The return of the Process
method is a Mappable
type which is compatible with our output channel. The return of the Process
method of value
could be of a different type than value
as long as the Mappable
interface is respected.
A possible advantage to using the Mappable
interface here is being able to have multiple types of processable events in the same mappable array.
go func() {
// Once input data is treated and all workers have returned, close the output channel
wg.Wait()
close(outChanValues)
}()
The fanoutWorker
s will mark the waitgroup as done once the inChan
is empty and the last value has been processed since the inputData
function will close the inChan
once the last input value has been sent.
Collection
outputValues := make([]string, len(inputValues)) // Collected Output values
for v := range outChanValues {
fmt.Fprintf(os.Stdout, "Success: %v\n", v)
realValue := v.(*value)
outputValues[v.Index()] = realValue.name
}
Output values are then collected from the output channel (outChanValues
) until the channel is closed (which will happen once the waitgroup associated with the workers is done processing all of the input).
The collected value is then asserted to its result type and the array reconstructed ordered by result.
if Names == strings.Join(outputValues, " ") {
fmt.Fprintln(os.Stdout, "Order was respected, input order is the same as output.")
} else {
fmt.Fprintln(os.Stdout, "Order was not respected, input order is not the same as output.")
}
Since in our example, conveniently, the input values are the same as the output values we can verify if the order was kept by comparing the output array to the input string.
For more real-life scenarios implementing a Result
interface could provide better abstraction to the results of the processing, such as the Mappable
interface brought to the input values.
type Result interface {
Mappable
Value() string
}
Full Code
Limitations
Unlike the previous example that could be adapted to work with a constant input stream this pattern relies on the input data being a fixed size and as such is not usually suitable for applications that serve as middleware using message brokers (in an ETL pipeline for example).

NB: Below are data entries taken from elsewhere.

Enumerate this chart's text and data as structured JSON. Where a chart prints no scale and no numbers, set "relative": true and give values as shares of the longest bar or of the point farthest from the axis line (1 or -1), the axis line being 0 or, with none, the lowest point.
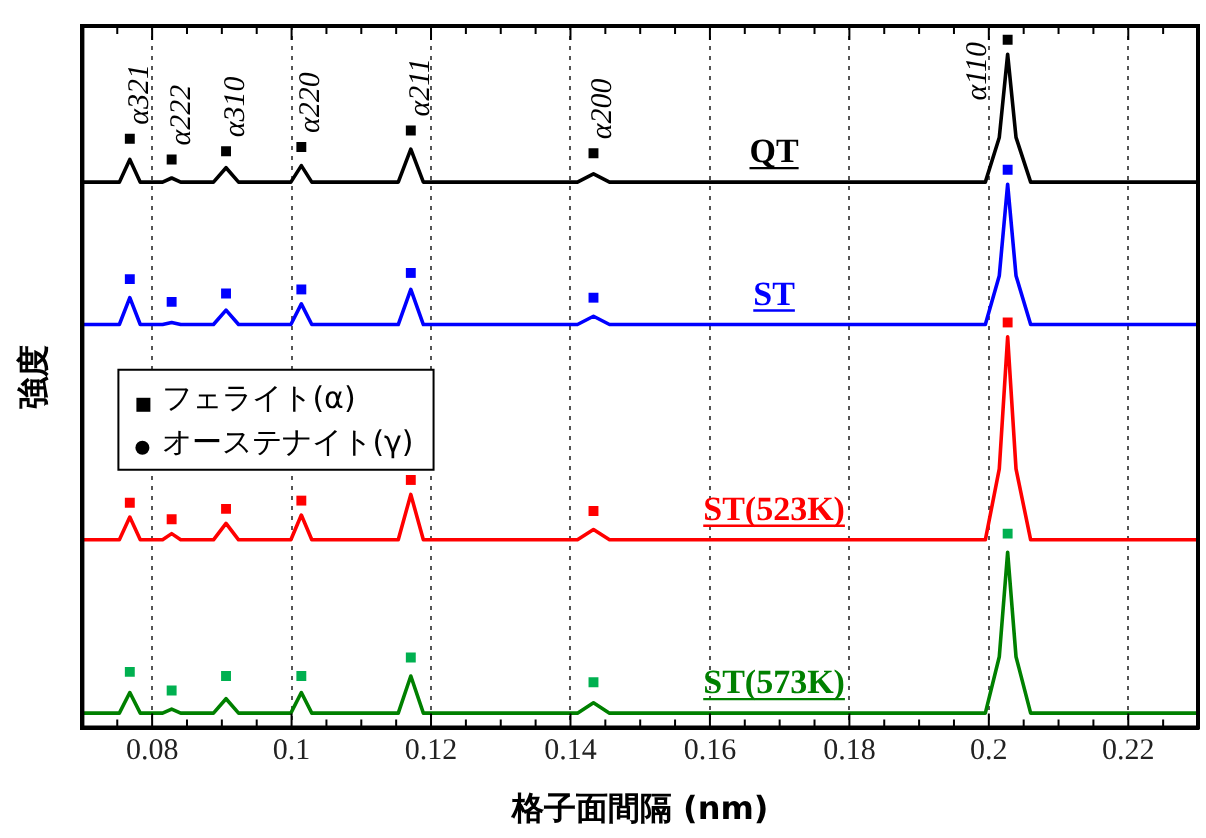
{
  "chart_data": {
    "type": "line",
    "xlabel": "格子面間隔 (nm)",
    "ylabel": "強度",
    "relative": true,
    "xlim": [
      0.07,
      0.23
    ],
    "xticks": [
      0.08,
      0.1,
      0.12,
      0.14,
      0.16,
      0.18,
      0.2,
      0.22
    ],
    "tick_labels": "x",
    "grid": "x",
    "legend": "left",
    "marker": "none",
    "line_style": "solid",
    "x": [
      0.07,
      0.0753,
      0.0768,
      0.0783,
      0.0815,
      0.0828,
      0.0841,
      0.0888,
      0.0906,
      0.0924,
      0.0999,
      0.1014,
      0.1029,
      0.1153,
      0.1171,
      0.1189,
      0.141,
      0.1433,
      0.1456,
      0.1995,
      0.2015,
      0.2027,
      0.2039,
      0.206,
      0.23
    ],
    "series": [
      {
        "name": "QT",
        "color": "#000000",
        "values": [
          0.793,
          0.793,
          0.826,
          0.793,
          0.793,
          0.799,
          0.793,
          0.793,
          0.814,
          0.793,
          0.793,
          0.817,
          0.793,
          0.793,
          0.841,
          0.793,
          0.793,
          0.805,
          0.793,
          0.793,
          0.858,
          0.979,
          0.858,
          0.793,
          0.793
        ]
      },
      {
        "name": "ST",
        "color": "#0000ff",
        "values": [
          0.586,
          0.586,
          0.625,
          0.586,
          0.586,
          0.589,
          0.586,
          0.586,
          0.607,
          0.586,
          0.586,
          0.616,
          0.586,
          0.586,
          0.637,
          0.586,
          0.586,
          0.598,
          0.586,
          0.586,
          0.657,
          0.79,
          0.657,
          0.586,
          0.586
        ]
      },
      {
        "name": "ST(523K)",
        "color": "#ff0000",
        "values": [
          0.273,
          0.273,
          0.306,
          0.273,
          0.273,
          0.282,
          0.273,
          0.273,
          0.297,
          0.273,
          0.273,
          0.309,
          0.273,
          0.273,
          0.339,
          0.273,
          0.273,
          0.288,
          0.273,
          0.273,
          0.376,
          0.568,
          0.376,
          0.273,
          0.273
        ]
      },
      {
        "name": "ST(573K)",
        "color": "#008000",
        "values": [
          0.021,
          0.021,
          0.051,
          0.021,
          0.021,
          0.027,
          0.021,
          0.021,
          0.042,
          0.021,
          0.021,
          0.051,
          0.021,
          0.021,
          0.075,
          0.021,
          0.021,
          0.036,
          0.021,
          0.021,
          0.103,
          0.255,
          0.103,
          0.021,
          0.021
        ]
      },
      {
        "name": "フェライト(α)",
        "type": "scatter",
        "marker": "square",
        "color": "#000000",
        "x": [
          0.0768,
          0.0828,
          0.0906,
          0.1014,
          0.1171,
          0.1433,
          0.2027,
          0.0768,
          0.0828,
          0.0906,
          0.1014,
          0.1171,
          0.1433,
          0.2027,
          0.0768,
          0.0828,
          0.0906,
          0.1014,
          0.1171,
          0.1433,
          0.2027,
          0.0768,
          0.0828,
          0.0906,
          0.1014,
          0.1171,
          0.1433,
          0.2027
        ],
        "values": [
          0.856,
          0.826,
          0.838,
          0.844,
          0.868,
          0.835,
          1,
          0.652,
          0.619,
          0.631,
          0.637,
          0.661,
          0.625,
          0.811,
          0.327,
          0.303,
          0.318,
          0.33,
          0.36,
          0.315,
          0.589,
          0.081,
          0.054,
          0.075,
          0.075,
          0.102,
          0.066,
          0.282
        ],
        "colors": [
          "#000000",
          "#000000",
          "#000000",
          "#000000",
          "#000000",
          "#000000",
          "#000000",
          "#0000ff",
          "#0000ff",
          "#0000ff",
          "#0000ff",
          "#0000ff",
          "#0000ff",
          "#0000ff",
          "#ff0000",
          "#ff0000",
          "#ff0000",
          "#ff0000",
          "#ff0000",
          "#ff0000",
          "#ff0000",
          "#00b050",
          "#00b050",
          "#00b050",
          "#00b050",
          "#00b050",
          "#00b050",
          "#00b050"
        ]
      },
      {
        "name": "オーステナイト(γ)",
        "type": "scatter",
        "marker": "circle",
        "color": "#000000",
        "values": [
          null,
          null,
          null,
          null,
          null,
          null,
          null,
          null,
          null,
          null,
          null,
          null,
          null,
          null,
          null,
          null,
          null,
          null,
          null,
          null,
          null,
          null,
          null,
          null,
          null
        ]
      }
    ],
    "annotations": [
      {
        "text": "α321",
        "x": 0.0768,
        "y": 0.856
      },
      {
        "text": "α222",
        "x": 0.0828,
        "y": 0.826
      },
      {
        "text": "α310",
        "x": 0.0906,
        "y": 0.838
      },
      {
        "text": "α220",
        "x": 0.1014,
        "y": 0.844
      },
      {
        "text": "α211",
        "x": 0.1171,
        "y": 0.868
      },
      {
        "text": "α200",
        "x": 0.1433,
        "y": 0.835
      },
      {
        "text": "α110",
        "x": 0.2027,
        "y": 1
      }
    ]
  }
}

Due to its fixed input and output size, extremely large inputs will need to be batched to avoid running out of memory.
Future work
In case the processed values need to be taken by another treatment task in order of arrival we could keep track of the current index in treatment and achieve a pipeline style architecture.
Conclusion
Although not as versatile as unordered result collection, it is feasible to implement a map
sort of processing using go channels at the cost of input size flexibility and extra context passing.